Dr Linda said: "You need to have realistic expectations. I do think socialisation is good for you. I actually think there's a real problem with too many people cancelling things. I think it's become too easy, and I think we're spending too much time alone."
She added: "The issue is that we see the benefit in not having to do something, and we see the cost of going out and the emotional cost. I think there's a need to reframe.
"So if I'm going out to see a friend this evening instead of thinking, 'Oh, I have to go out. It's cold and I've got all this work to do and it's going to take up time', I can think, 'Hold on, why am I still friends with this person? Because actually, they make me laugh. I get to go and laugh with them'. There's something really important about reframing it as what you have to gain rather than what you have to lose."
What to do if you are experiencing anxiety when committing to plans?
If the thing that's stopping you from heading out to meet friends is a feeling of anxiety, then there are a number of ways you can combat this. Reframing your thoughts and viewing the situation as a positive instead of a negative is a start, but when things go beyond a mindset, Dr Linda shared physical mechanisms to try out.

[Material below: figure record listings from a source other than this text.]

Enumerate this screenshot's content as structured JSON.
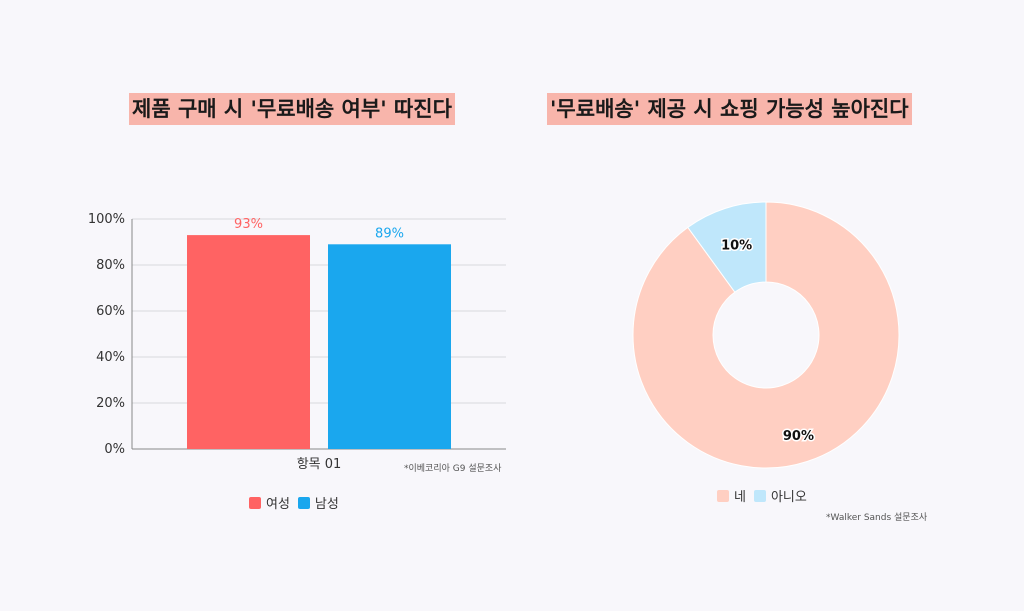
{
  "left": {
    "title": "제품 구매 시 '무료배송 여부' 따진다",
    "source": "*이베코리아 G9 설문조사",
    "legend": [
      {
        "label": "여성",
        "color": "#ff6363"
      },
      {
        "label": "남성",
        "color": "#1aa7ee"
      }
    ]
  },
  "right": {
    "title": "'무료배송' 제공 시 쇼핑 가능성 높아진다",
    "source": "*Walker Sands 설문조사",
    "legend": [
      {
        "label": "네",
        "color": "#ffcfc2"
      },
      {
        "label": "아니오",
        "color": "#bfe7fb"
      }
    ]
  },
  "chart_data": [
    {
      "type": "bar",
      "title": "제품 구매 시 '무료배송 여부' 따진다",
      "categories": [
        "항목 01"
      ],
      "series": [
        {
          "name": "여성",
          "values": [
            93
          ],
          "color": "#ff6363",
          "label": "93%"
        },
        {
          "name": "남성",
          "values": [
            89
          ],
          "color": "#1aa7ee",
          "label": "89%"
        }
      ],
      "ylim": [
        0,
        100
      ],
      "yticks": [
        "0%",
        "20%",
        "40%",
        "60%",
        "80%",
        "100%"
      ],
      "grid": true,
      "legend": "bottom"
    },
    {
      "type": "pie",
      "donut": true,
      "title": "'무료배송' 제공 시 쇼핑 가능성 높아진다",
      "slices": [
        {
          "name": "네",
          "value": 90,
          "label": "90%",
          "color": "#ffcfc2"
        },
        {
          "name": "아니오",
          "value": 10,
          "label": "10%",
          "color": "#bfe7fb"
        }
      ],
      "legend": "bottom"
    }
  ]
}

She advised: "If there is an anxiety response, doing deep breathing or the 54321 method - where you look at five things and name them, listen to four things and name them, touch three things and name them, name two things you can smell, and one thing you can taste - the idea is to come back into your body.
"The best advice is to have realistic expectations. If you're not someone who can go out five times a week, don't commit to that. But at the same time, don't say I'm not going out at all, find that balance.
"Maybe it's once a week, but prime yourself by looking forward to it. If you find yourself feeling anxious, do sensory things that lift you, whether it's listening to music or taking that hot shower or putting on the perfume that you like or the body lotion, that kind of getting into your body, that really helps as well."